For those of us that live in our heads a little too much, we can tend to forget the ramifications of telling a working parent with kids at home and a mortgage that perhaps he or she should re-examine their career. Maybe take a personality test to see if they are in the right vocation.

“I’m just trying to put food on the table and a roof over my family’s head!”, I can hear the retort.

It made me wonder if the just-go-to-work variety employee is a more content human than the one always on the quest to better know oneself. In a world of self-discovery, we might be missing the all-important strength of simply doing what needs to be done. Rotely and without question. Working two or three jobs. Or putting up with an angry boss that enjoys micro-managing much more than doling out atta-boys. These are things that many people simply accept as part of the process. There is an admirable quality to working hard so you can play hard on your time off. To be content with where you are and blessed to have the employment you have without questioning its validity to your core personality.

Self-discovery allows us to grow and improve upon our lives as we better get to know what motivates and energizes us. But it is no more important than stepping up and doing whatever it is that needs to be done in order to love and support yourself and your dependents. I tend to get too carried away by self-improvement and need to remember the importance of Doing More of What Makes You…Survive.

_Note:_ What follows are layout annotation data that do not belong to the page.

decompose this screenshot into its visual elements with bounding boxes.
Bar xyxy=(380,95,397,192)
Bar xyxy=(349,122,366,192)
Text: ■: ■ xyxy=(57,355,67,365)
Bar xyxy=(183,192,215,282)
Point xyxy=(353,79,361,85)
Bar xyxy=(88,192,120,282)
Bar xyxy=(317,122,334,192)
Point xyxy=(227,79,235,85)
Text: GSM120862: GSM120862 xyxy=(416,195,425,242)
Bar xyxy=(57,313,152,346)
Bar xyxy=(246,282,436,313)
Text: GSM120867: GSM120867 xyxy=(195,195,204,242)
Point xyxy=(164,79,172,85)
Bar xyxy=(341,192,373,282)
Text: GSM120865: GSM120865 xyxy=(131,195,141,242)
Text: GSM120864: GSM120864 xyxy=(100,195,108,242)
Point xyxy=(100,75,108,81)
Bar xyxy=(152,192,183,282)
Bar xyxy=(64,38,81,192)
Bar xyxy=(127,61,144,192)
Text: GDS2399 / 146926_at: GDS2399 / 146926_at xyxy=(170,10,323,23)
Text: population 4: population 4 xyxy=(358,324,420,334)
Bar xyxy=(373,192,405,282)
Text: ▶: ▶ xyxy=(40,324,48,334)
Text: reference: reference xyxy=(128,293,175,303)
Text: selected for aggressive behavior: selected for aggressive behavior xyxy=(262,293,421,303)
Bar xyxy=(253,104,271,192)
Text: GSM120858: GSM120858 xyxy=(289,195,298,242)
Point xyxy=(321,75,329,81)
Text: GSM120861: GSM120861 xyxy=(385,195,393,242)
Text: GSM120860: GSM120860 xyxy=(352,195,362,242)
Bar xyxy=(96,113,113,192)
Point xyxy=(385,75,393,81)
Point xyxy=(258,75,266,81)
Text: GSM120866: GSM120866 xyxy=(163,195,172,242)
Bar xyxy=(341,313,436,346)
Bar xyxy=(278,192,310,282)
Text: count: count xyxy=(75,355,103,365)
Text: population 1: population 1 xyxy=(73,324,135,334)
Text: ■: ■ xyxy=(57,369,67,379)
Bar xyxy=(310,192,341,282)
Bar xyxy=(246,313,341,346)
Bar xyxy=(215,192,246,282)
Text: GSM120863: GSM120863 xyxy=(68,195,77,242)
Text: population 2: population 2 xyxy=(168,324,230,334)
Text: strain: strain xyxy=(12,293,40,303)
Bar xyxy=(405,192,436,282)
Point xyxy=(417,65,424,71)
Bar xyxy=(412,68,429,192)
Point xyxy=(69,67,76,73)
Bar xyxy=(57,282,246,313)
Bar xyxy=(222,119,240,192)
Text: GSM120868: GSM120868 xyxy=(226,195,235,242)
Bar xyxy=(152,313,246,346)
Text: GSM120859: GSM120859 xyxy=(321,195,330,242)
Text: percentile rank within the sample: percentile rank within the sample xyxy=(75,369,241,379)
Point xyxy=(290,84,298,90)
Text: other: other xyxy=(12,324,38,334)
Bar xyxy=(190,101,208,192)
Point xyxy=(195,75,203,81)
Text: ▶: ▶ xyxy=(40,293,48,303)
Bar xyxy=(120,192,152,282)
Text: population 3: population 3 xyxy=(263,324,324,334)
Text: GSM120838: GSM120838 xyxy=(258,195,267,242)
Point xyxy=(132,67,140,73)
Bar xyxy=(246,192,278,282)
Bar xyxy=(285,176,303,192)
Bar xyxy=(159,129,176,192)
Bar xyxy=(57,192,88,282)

Hug a hard-working loved one today. You might find you’ve been taking advantage of the fact that they are stable and steadfast because they never speak about it other than with a casual shrug of the shoulders: “Hey. It’s what needs to be done.” (But I bet they wouldn’t mind a sincere, ‘thank you’, from time to time.)

———-

I LOVE a traveling adventure. I am a wanderer by nature. I am always ready to experience the next thing that’s out there on the horizon. But boy oh boy do I love coming home too. I spent the first day home, fluffing and poufing and watering plants. Unpacking all the things and settling back into routine. {I love adventure.} {I love routine.} I’m just weird that way. I am always so grateful for the opportunity to travel with Scott. It’s a nice break in the day-to-day-ness of life.

I hope your week was a good one as well. And if it was mundane and routine and nothing out of the ordinary, then thank you. Thank you for being a constant. A reliable source. A foundational figure. You are greatly appreciated.